フェンシングの五輪メダリストが「Uber Eats」の配達員になった理由

「僕がバイトを始めたことに、なんでみんながそこまで驚くのかよくわからないんですよね」。
2012年ロンドン五輪、フェンシング男子フルーレ団体で銀メダルを獲得した剣士、三宅 諒(29歳)は飄々と答える。
東京五輪出場を目指す三宅は今年5月、スポンサー契約を自らの意思で終了させ、フードデリバリーサービス「Uber Eats」の配達員を始めた。日本の現役フェンシング選手としては唯一、メダル獲得経験を持つレジェンドが、一体なぜ──その決意に迫った。
Uber Eatsの配達員として働くロンドン五輪銀メダリスト、三宅 諒。©️コモンズ2

五輪目前、通過点として選んだUber Eats生活

世界中で猛威をふるう新型コロナウイルス感染症の影響で、TOKYO 2020は延期が決定。出場選手の選考会も中断された。
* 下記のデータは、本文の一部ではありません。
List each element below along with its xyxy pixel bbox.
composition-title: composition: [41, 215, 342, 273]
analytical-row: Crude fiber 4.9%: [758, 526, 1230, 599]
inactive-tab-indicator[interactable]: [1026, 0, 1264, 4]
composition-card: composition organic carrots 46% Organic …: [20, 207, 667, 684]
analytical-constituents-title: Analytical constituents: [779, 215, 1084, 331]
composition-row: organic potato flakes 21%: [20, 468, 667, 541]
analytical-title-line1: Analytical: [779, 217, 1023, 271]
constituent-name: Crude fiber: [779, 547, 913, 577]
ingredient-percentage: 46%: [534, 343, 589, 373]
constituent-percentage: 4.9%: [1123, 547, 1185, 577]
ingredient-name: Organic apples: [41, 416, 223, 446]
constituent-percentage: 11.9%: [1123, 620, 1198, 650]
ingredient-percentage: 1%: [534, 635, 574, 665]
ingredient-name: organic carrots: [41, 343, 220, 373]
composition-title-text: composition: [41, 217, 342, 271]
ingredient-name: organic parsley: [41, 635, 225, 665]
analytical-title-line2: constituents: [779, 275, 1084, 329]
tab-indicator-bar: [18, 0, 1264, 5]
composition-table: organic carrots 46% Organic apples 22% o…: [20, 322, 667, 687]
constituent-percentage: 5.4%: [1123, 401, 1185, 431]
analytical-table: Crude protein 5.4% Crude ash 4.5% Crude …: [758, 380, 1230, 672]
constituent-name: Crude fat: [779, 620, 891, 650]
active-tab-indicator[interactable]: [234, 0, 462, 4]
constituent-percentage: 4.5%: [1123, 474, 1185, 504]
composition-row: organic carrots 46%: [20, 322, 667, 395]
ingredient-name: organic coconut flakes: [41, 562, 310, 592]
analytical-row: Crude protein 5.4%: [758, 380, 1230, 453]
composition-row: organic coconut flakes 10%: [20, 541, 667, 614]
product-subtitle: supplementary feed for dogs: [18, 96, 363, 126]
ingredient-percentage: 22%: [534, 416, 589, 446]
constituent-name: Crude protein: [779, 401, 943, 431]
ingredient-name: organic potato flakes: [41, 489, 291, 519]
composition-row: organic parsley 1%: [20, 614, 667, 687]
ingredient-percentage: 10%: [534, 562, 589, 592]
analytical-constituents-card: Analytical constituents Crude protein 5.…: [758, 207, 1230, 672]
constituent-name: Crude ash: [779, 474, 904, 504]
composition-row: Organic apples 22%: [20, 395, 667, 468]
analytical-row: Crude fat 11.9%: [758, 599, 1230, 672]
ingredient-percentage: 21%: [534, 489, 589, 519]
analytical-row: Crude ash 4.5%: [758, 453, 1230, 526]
先の見通しが立たないなか、三宅はスポンサー支援を受け続けることに疑問を感じ始めたという。
「スポンサーとは1年ごとの契約をしていましたが、“これからどうなるかわかりませんが、支援をよろしくお願いします”と言うのが、自分自身のなかで苦しくなってしまったんです」。
五輪に出場するクラスのアストリートは、企業に所属して活動する選手が多い。しかし三宅は、「今の自分なら東京五輪を目指せる」と自らを売り込み、スポンサーを見つけてプロアスリートとして活動していた。スポンサーの支援がなくなれば、当然、収入もなくなる。
ときに自身のツイッターで遠征費の自己負担額を嘆くこともあった三宅。メダリストといえども競技を続けるには多額の資金が必要だという厳しい現実が窺える。
「正直、スポンサーがいても遠征が重なるとお金がかかります。そのうえで収入がゼロになるのは不安しかない。でも、試合もできず、物理的に結果が出せないのにお金をもらい続けるというプレッシャーには耐えきれませんでした。それでもフェンシングが大好きで、五輪を目指したい気持ちは本物です。自力で遠征に行ったり、練習や試合の再開を目指したい。そのための第一歩がUber Eatsだったんです」。